Luego reclamó con insistencia al Redentor.

En otro encuentro, sor Clarice vaticinó la llegada del fuego y la espada, y a continuación aulló ante la perspectiva de la gloria. El exorcista no consiguió desentrañar sus palabras, y su único consejo consistió en que permaneciese en el convento y que bajo ningún concepto caminara por el exterior.

Tres semanas después de que sor Clarice se pusiera a barrer el templo, de calle en calle se difundió otro acontecimiento extraordinario. Oyeron que la chantresa gritaba estentórea y repetidamente. Fueron corriendo a la sala capitular, donde la chantresa permanecía de pie, y vieron a varias monjas tumbadas en el suelo de piedra, con los brazos extendidos en forma de cruz; estaban rodeadas por un círculo de pequeñas imágenes de la Virgen, talladas en madera y en piedra, entre cada una de las cuales se encontraba una vela encendida. Con voz baja, las hermanas cantaban la antífona Media vita in marte sumus; la chantresa había pensado que entonaban Reuelabunt celi iniquitatem ludi, que se empleaba, sobre todo, como sortilegio. Por eso había gritado. Una monja se incorporó y arrojó una vela a sus sorprendidas y aterrorizadas hermanas; otra mordió tres veces los juncos como señal de maldición. Temieron que todo el convento estuviera poseído y la priora ordenó que las hermanas transgresoras fuesen encerradas en los sótanos.


* * *

La mañana posterior a ese lamentable episodio, la señora Agnes de Mordaunt entró en la cámara pintada en compañía de la hermana Idónea y acusó a Clarice como la madre de las mentiras.

– Aquí has provocado terribles males, como si un cerdo corretease entre nosotros -dictaminó la priora.

Clarice miró con atención los pechos de Agnes.

– El anillo de una monja es como una anilla en el morro de una puerca.

La priora contuvo el impulso de golpearle la cabeza.

– Clarice, te equivocas con las palabras, tropiezas.

– No es cierto. Piso terreno pedregoso.

– Hija, en ese caso reza por tu liberación.

A renglón seguido, Clarice se arrodilló.

– Pido a María, la Santa Madre de Dios, que las cinco heridas de Su único hijo engendrado vuelvan a aparecer. -Agnes la observó con desagrado.

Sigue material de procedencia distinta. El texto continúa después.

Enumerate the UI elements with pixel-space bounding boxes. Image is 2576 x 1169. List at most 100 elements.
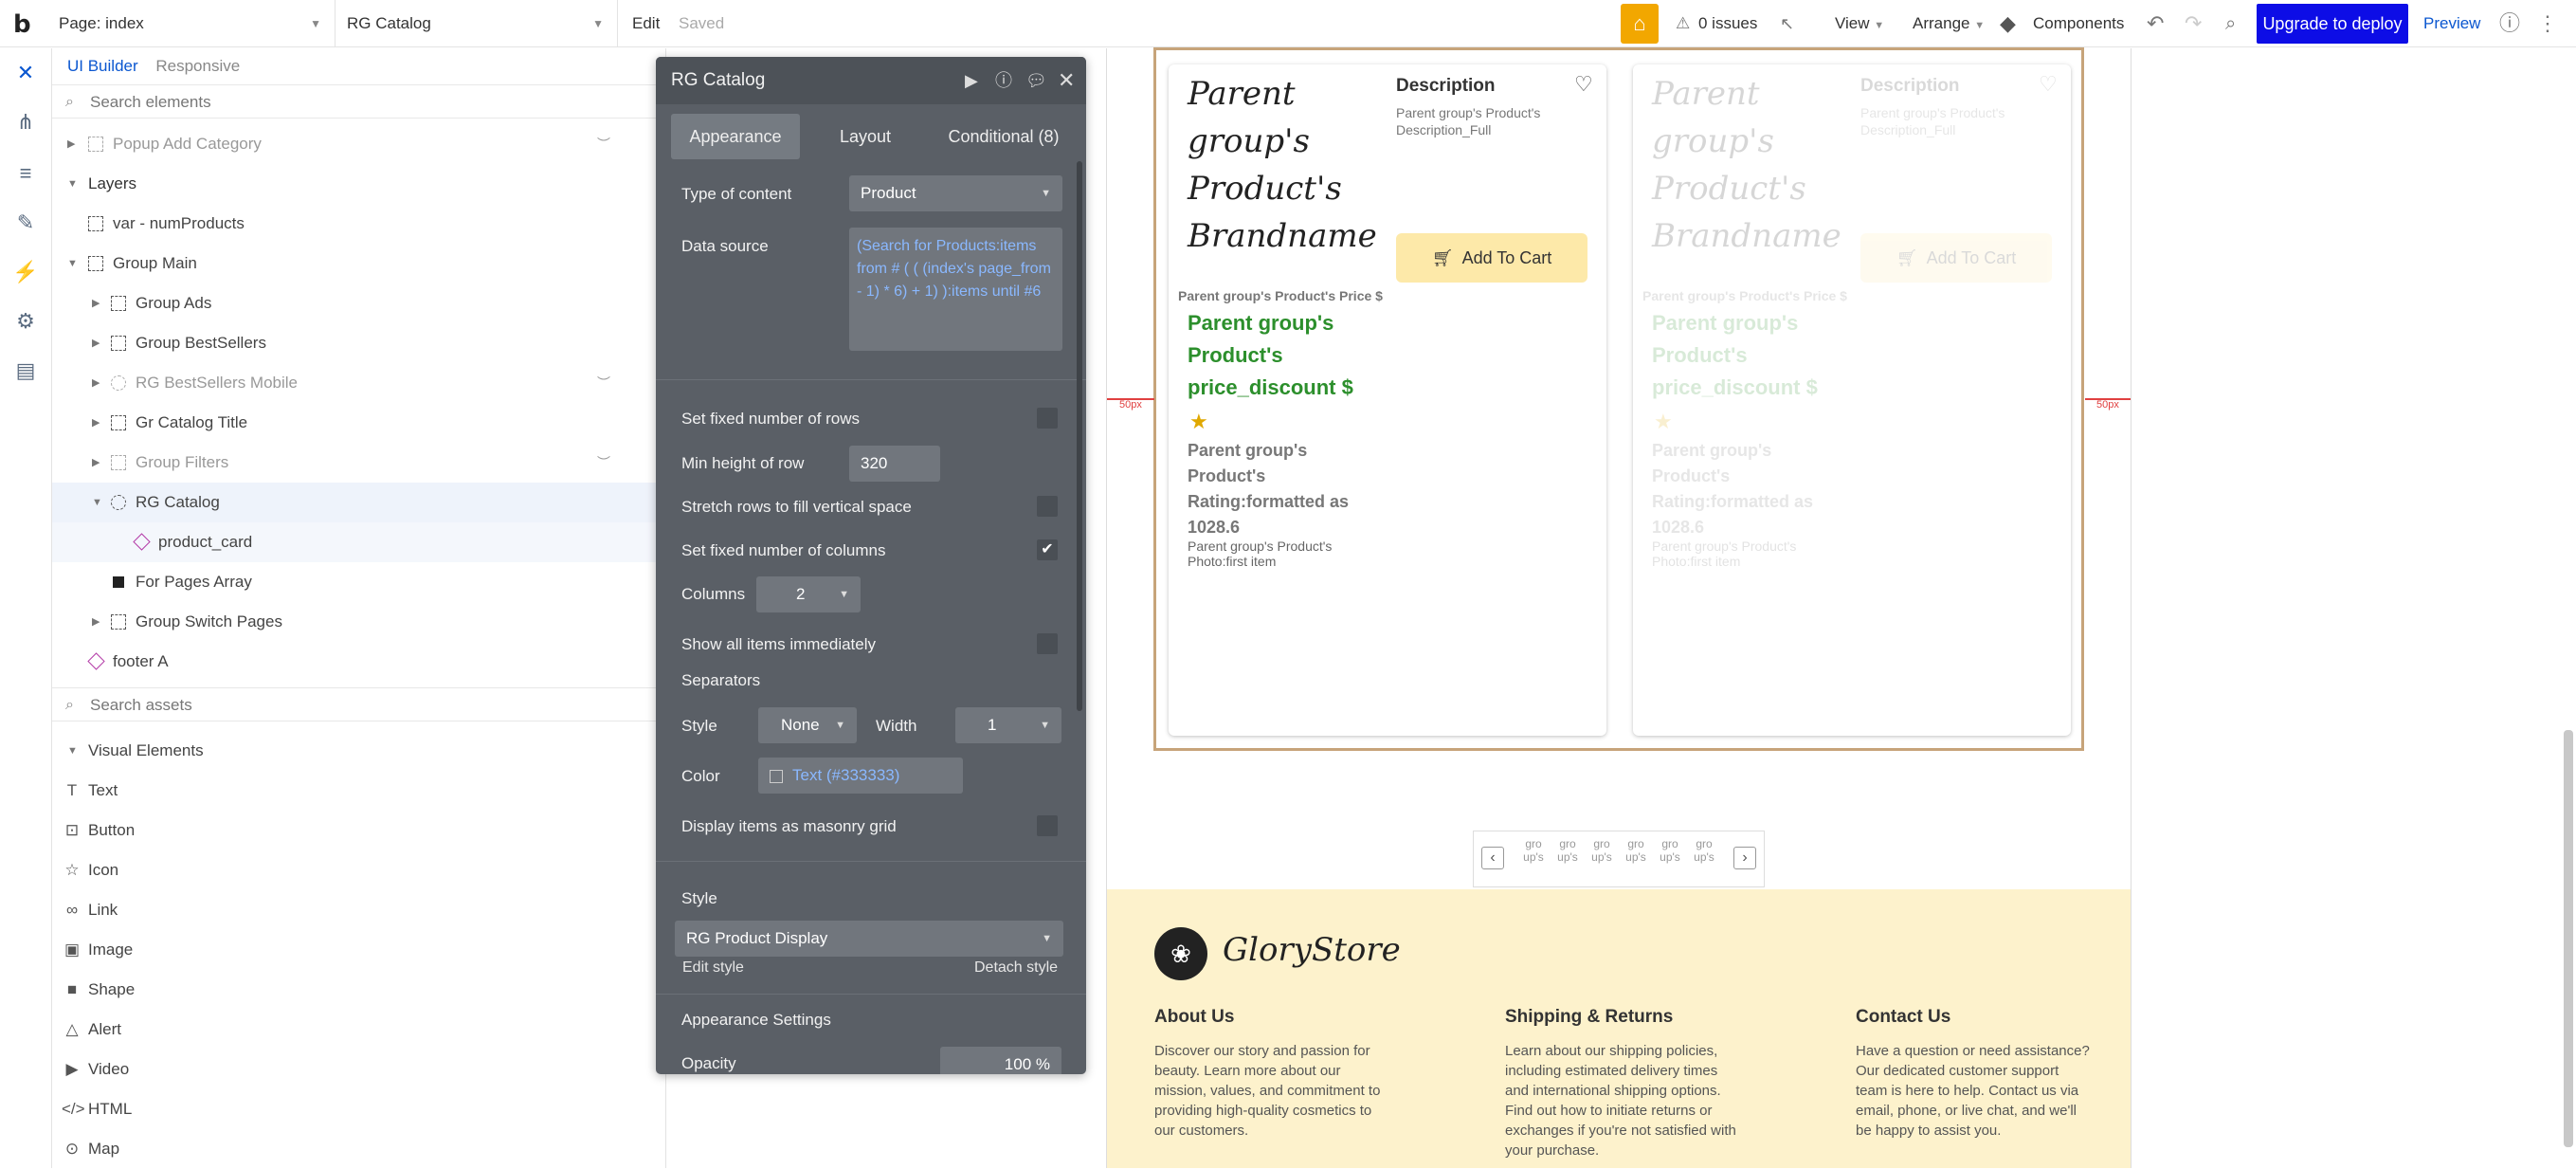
page-number[interactable]: gro up's <box>1551 837 1584 864</box>
min-height-input[interactable]: 320 <box>849 446 940 482</box>
tree-item-group-main[interactable]: ▼ Group Main <box>52 244 666 283</box>
columns-select[interactable]: 2 ▼ <box>756 576 861 612</box>
visual-element-map[interactable]: ⊙ Map <box>52 1129 666 1169</box>
hidden-eye-icon[interactable]: ︶ <box>597 124 610 164</box>
play-icon[interactable]: ▶ <box>965 57 978 104</box>
opacity-input[interactable]: 100 % <box>940 1047 1061 1074</box>
chevron-right-icon[interactable]: › <box>1733 847 1756 869</box>
element-select[interactable]: RG Catalog ▼ <box>336 0 618 47</box>
masonry-checkbox[interactable] <box>1037 815 1058 836</box>
tab-appearance[interactable]: Appearance <box>671 114 800 159</box>
redo-icon[interactable]: ↷ <box>2185 0 2202 47</box>
stretch-rows-checkbox[interactable] <box>1037 496 1058 517</box>
add-to-cart-button[interactable]: 🛒︎ Add To Cart <box>1396 233 1587 283</box>
visual-element-html[interactable]: </> HTML <box>52 1089 666 1129</box>
page-number[interactable]: gro up's <box>1654 837 1686 864</box>
logs-icon[interactable]: ▤ <box>12 357 39 384</box>
detach-style-link[interactable]: Detach style <box>974 959 1058 977</box>
search-icon[interactable]: ⌕ <box>2225 0 2236 47</box>
data-icon[interactable]: ≡ <box>12 160 39 187</box>
visual-element-image[interactable]: ▣ Image <box>52 930 666 970</box>
tree-item-label: Gr Catalog Title <box>136 413 248 431</box>
separator-color-input[interactable]: Text (#333333) <box>758 758 963 794</box>
group-icon <box>88 216 103 231</box>
tree-item-footer-a[interactable]: footer A <box>52 642 666 682</box>
canvas-scrollbar[interactable] <box>2564 730 2573 1147</box>
footer[interactable]: ❀ GloryStore About Us Discover our story… <box>1107 889 2131 1168</box>
page-select-value: Page: index <box>59 14 144 32</box>
style-select[interactable]: RG Product Display ▼ <box>675 921 1063 957</box>
tree-item-rg-bestsellers-mobile[interactable]: ▶ RG BestSellers Mobile ︶ <box>52 363 666 403</box>
issues-counter[interactable]: 0 issues <box>1698 0 1757 47</box>
styles-icon[interactable]: ✎ <box>12 210 39 236</box>
undo-icon[interactable]: ↶ <box>2147 0 2164 47</box>
tree-item-group-ads[interactable]: ▶ Group Ads <box>52 283 666 323</box>
type-of-content-select[interactable]: Product ▼ <box>849 175 1062 211</box>
gift-button[interactable]: ⌂ <box>1621 4 1659 44</box>
arrange-menu[interactable]: Arrange ▼ <box>1913 0 1985 47</box>
page-select[interactable]: Page: index ▼ <box>47 0 336 47</box>
info-icon[interactable]: ⓘ <box>995 57 1012 104</box>
search-assets-input[interactable]: ⌕ Search assets <box>52 687 666 721</box>
view-menu[interactable]: View ▼ <box>1835 0 1884 47</box>
editor-header[interactable]: RG Catalog ▶ ⓘ 💬︎ ✕ <box>656 57 1086 104</box>
tree-item-popup-add-category[interactable]: ▶ Popup Add Category ︶ <box>52 124 666 164</box>
workflow-icon[interactable]: ⋔ <box>12 109 39 136</box>
comment-icon[interactable]: 💬︎ <box>1025 57 1047 104</box>
data-source-expression[interactable]: (Search for Products:items from # ( ( (i… <box>849 228 1062 351</box>
visual-elements-header[interactable]: ▼ Visual Elements <box>52 731 666 771</box>
show-all-checkbox[interactable] <box>1037 633 1058 654</box>
fixed-rows-checkbox[interactable] <box>1037 408 1058 429</box>
product-card[interactable]: Parent group's Product's Brandname Descr… <box>1169 64 1606 736</box>
plugins-icon[interactable]: ⚡ <box>12 259 39 285</box>
pointer-icon[interactable]: ↖ <box>1780 0 1794 47</box>
preview-button[interactable]: Preview <box>2423 0 2480 47</box>
hidden-eye-icon[interactable]: ︶ <box>597 363 610 403</box>
visual-element-video[interactable]: ▶ Video <box>52 1050 666 1089</box>
image-icon: ▣ <box>63 941 81 959</box>
tree-item-rg-catalog[interactable]: ▼ RG Catalog <box>52 483 666 522</box>
components-button[interactable]: Components <box>2033 0 2124 47</box>
tree-item-group-filters[interactable]: ▶ Group Filters ︶ <box>52 443 666 483</box>
separator-width-select[interactable]: 1 ▼ <box>955 707 1061 743</box>
visual-element-link[interactable]: ∞ Link <box>52 890 666 930</box>
heart-icon[interactable]: ♡ <box>1574 72 1593 97</box>
close-icon[interactable]: ✕ <box>1058 57 1075 104</box>
chevron-down-icon: ▼ <box>839 589 849 600</box>
settings-icon[interactable]: ⚙ <box>12 308 39 335</box>
visual-element-alert[interactable]: △ Alert <box>52 1010 666 1050</box>
page-number[interactable]: gro up's <box>1620 837 1652 864</box>
page-number[interactable]: gro up's <box>1517 837 1550 864</box>
help-icon[interactable]: ⓘ <box>2499 0 2520 47</box>
tree-item-group-switch-pages[interactable]: ▶ Group Switch Pages <box>52 602 666 642</box>
search-elements-input[interactable]: ⌕ Search elements <box>52 84 665 119</box>
page-number[interactable]: gro up's <box>1688 837 1720 864</box>
editor-scrollbar[interactable] <box>1077 161 1082 711</box>
edit-style-link[interactable]: Edit style <box>682 959 744 977</box>
tree-item-gr-catalog-title[interactable]: ▶ Gr Catalog Title <box>52 403 666 443</box>
visual-element-icon[interactable]: ☆ Icon <box>52 850 666 890</box>
chevron-left-icon[interactable]: ‹ <box>1481 847 1504 869</box>
visual-element-text[interactable]: T Text <box>52 771 666 811</box>
tree-item-product-card[interactable]: product_card <box>52 522 666 562</box>
page-number[interactable]: gro up's <box>1586 837 1618 864</box>
tree-item-group-bestsellers[interactable]: ▶ Group BestSellers <box>52 323 666 363</box>
bubble-logo[interactable]: b <box>13 10 31 39</box>
visual-element-shape[interactable]: ■ Shape <box>52 970 666 1010</box>
more-icon[interactable]: ⋮ <box>2537 0 2558 47</box>
tree-item-label: For Pages Array <box>136 573 252 591</box>
edit-menu[interactable]: Edit <box>632 0 660 47</box>
tab-responsive[interactable]: Responsive <box>155 57 240 75</box>
tab-layout[interactable]: Layout <box>813 114 917 159</box>
design-icon[interactable]: ✕ <box>12 60 39 86</box>
upgrade-to-deploy-button[interactable]: Upgrade to deploy <box>2257 4 2408 44</box>
tree-item-var-numproducts[interactable]: var - numProducts <box>52 204 666 244</box>
tab-ui-builder[interactable]: UI Builder <box>67 57 138 75</box>
visual-element-button[interactable]: ⊡ Button <box>52 811 666 850</box>
separator-style-select[interactable]: None ▼ <box>758 707 857 743</box>
fixed-columns-checkbox[interactable]: ✔ <box>1037 539 1058 560</box>
tab-conditional[interactable]: Conditional (8) <box>933 114 1075 159</box>
hidden-eye-icon[interactable]: ︶ <box>597 443 610 483</box>
tree-item-for-pages-array[interactable]: For Pages Array <box>52 562 666 602</box>
tree-item-layers[interactable]: ▼ Layers <box>52 164 666 204</box>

Sospechaba que había muchas y sutiles artimañas en el comportamiento de la joven monja, pero no podía demostrarlo-. Surgirán en las cinco heridas de la ciudad cuando sea elevada a la gloria.

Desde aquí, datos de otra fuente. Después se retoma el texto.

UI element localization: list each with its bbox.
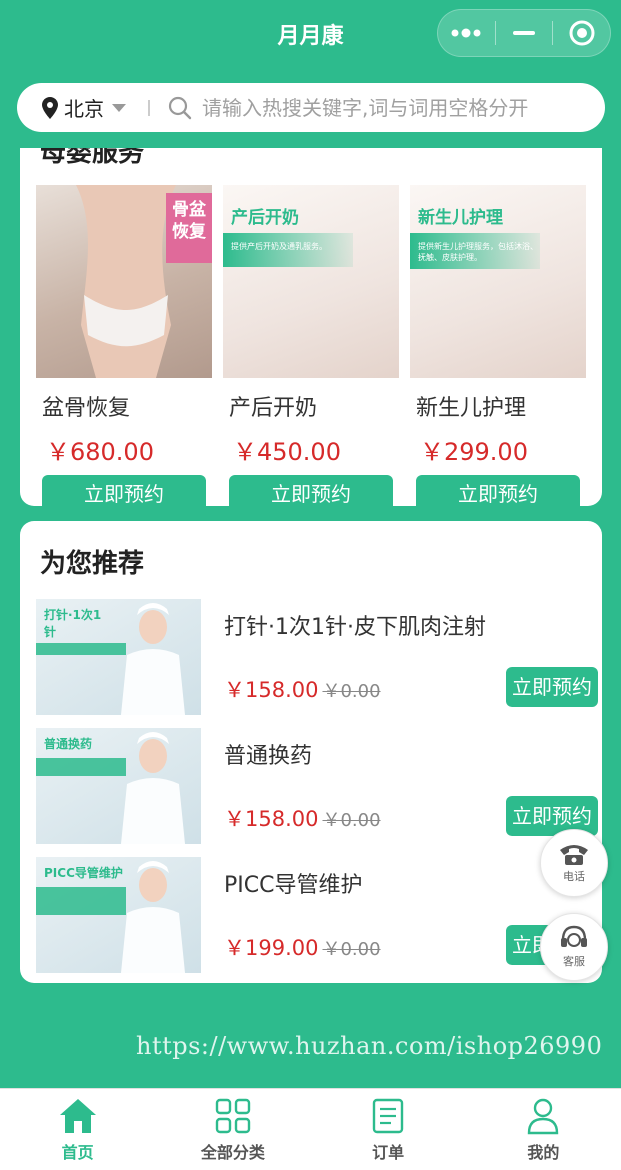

– Hablas desde un lugar oscuro.

– En Londres habrá cinco incendios y cinco muertes.

Clarice, que seguía de rodillas, comenzó a cantar:


Cuando llegó al pasillo de Santa María,

donde las monjas solían orar,

las vísperas ya estaban cantadas, el santuario

había desaparecido

y las hermanas la vida habían perdido [2].

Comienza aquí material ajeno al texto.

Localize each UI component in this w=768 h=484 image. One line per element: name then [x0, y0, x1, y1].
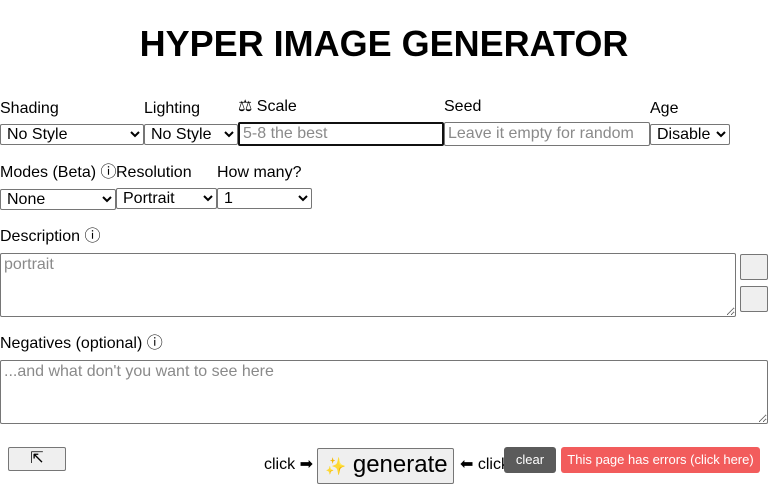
clear-button[interactable]: clear: [504, 447, 556, 473]
expand-button[interactable]: ⇱: [8, 447, 66, 471]
page-title: HYPER IMAGE GENERATOR: [139, 23, 629, 64]
scale-icon: ⚖: [238, 98, 253, 115]
scale-input[interactable]: [238, 122, 444, 146]
arrow-right-icon: ➡: [299, 456, 313, 473]
lighting-label: Lighting: [144, 100, 201, 117]
lighting-select[interactable]: No Style: [144, 124, 238, 145]
description-label: Description ⓘ: [0, 228, 101, 245]
seed-label: Seed: [444, 98, 482, 115]
click-hint-right: ⬅ click: [460, 456, 509, 473]
generate-button[interactable]: ✨ generate: [317, 448, 454, 484]
description-textarea[interactable]: [0, 253, 736, 317]
scale-label: ⚖ Scale: [238, 98, 297, 115]
modes-label: Modes (Beta) ⓘ: [0, 164, 117, 181]
how-many-label: How many?: [217, 164, 302, 181]
expand-icon: ⇱: [30, 450, 44, 467]
negatives-info-icon[interactable]: ⓘ: [147, 335, 163, 352]
shading-label: Shading: [0, 100, 59, 117]
click-hint-left: click ➡: [264, 456, 313, 473]
negatives-textarea[interactable]: [0, 360, 768, 424]
errors-button[interactable]: This page has errors (click here): [561, 447, 760, 473]
age-label: Age: [650, 100, 679, 117]
modes-info-icon[interactable]: ⓘ: [101, 164, 117, 181]
description-info-icon[interactable]: ⓘ: [84, 228, 100, 245]
description-side-button-1[interactable]: [740, 254, 768, 280]
resolution-select[interactable]: Portrait: [116, 188, 217, 209]
modes-select[interactable]: None: [0, 189, 116, 210]
seed-input[interactable]: [444, 122, 650, 146]
how-many-select[interactable]: 1: [217, 188, 312, 209]
sparkles-icon: ✨: [325, 457, 347, 476]
resolution-label: Resolution: [116, 164, 192, 181]
description-side-button-2[interactable]: [740, 286, 768, 312]
shading-select[interactable]: No Style: [0, 124, 144, 145]
age-select[interactable]: Disable: [650, 124, 730, 145]
negatives-label: Negatives (optional) ⓘ: [0, 335, 163, 352]
arrow-left-icon: ⬅: [460, 456, 474, 473]
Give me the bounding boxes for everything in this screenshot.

Ante la súplica sincera de la señora Agnes, Robert Braybroke, obispo de Londres, mandó llamar a Clarice a su palacio de Aldermanbury. Robert era un clérigo que se había enriquecido gracias a los beneficios eclesiásticos, un hombre robusto y de buen color que tenía fama por sus arrebatos súbitos de ira y violencia. Hizo esperar a la monja en una pequeña cámara de piedra contigua al gran salón y, después de mucho rato, la condujeron a su presencia. El obispo sumergió los dedos en un cuenco con agua de rosas.

– Aquí está la pequeña monja que alumbra grandes palabras. Oh, ma dame, il faut initier le peuple aux mystères de Dieu. ¿Es ésa tu canción? Podéis retiraros.

Los dos canónigos que la habían acompañado abandonaron rápidamente la estancia. Permanecieron en el pasillo, pegados a la puerta, pero no oyeron lo que decían… aunque en determinado momento les llegaron risas.

Cuando terminó la audiencia, Robert Braybroke salió con la monja cogida del cuello.

– La niña que sabe espera -afirmó.

– La niña que sabe conoce a su padre -replicó con sorna la monja.

– Clarice, recuerda que ahora yo soy tu padre.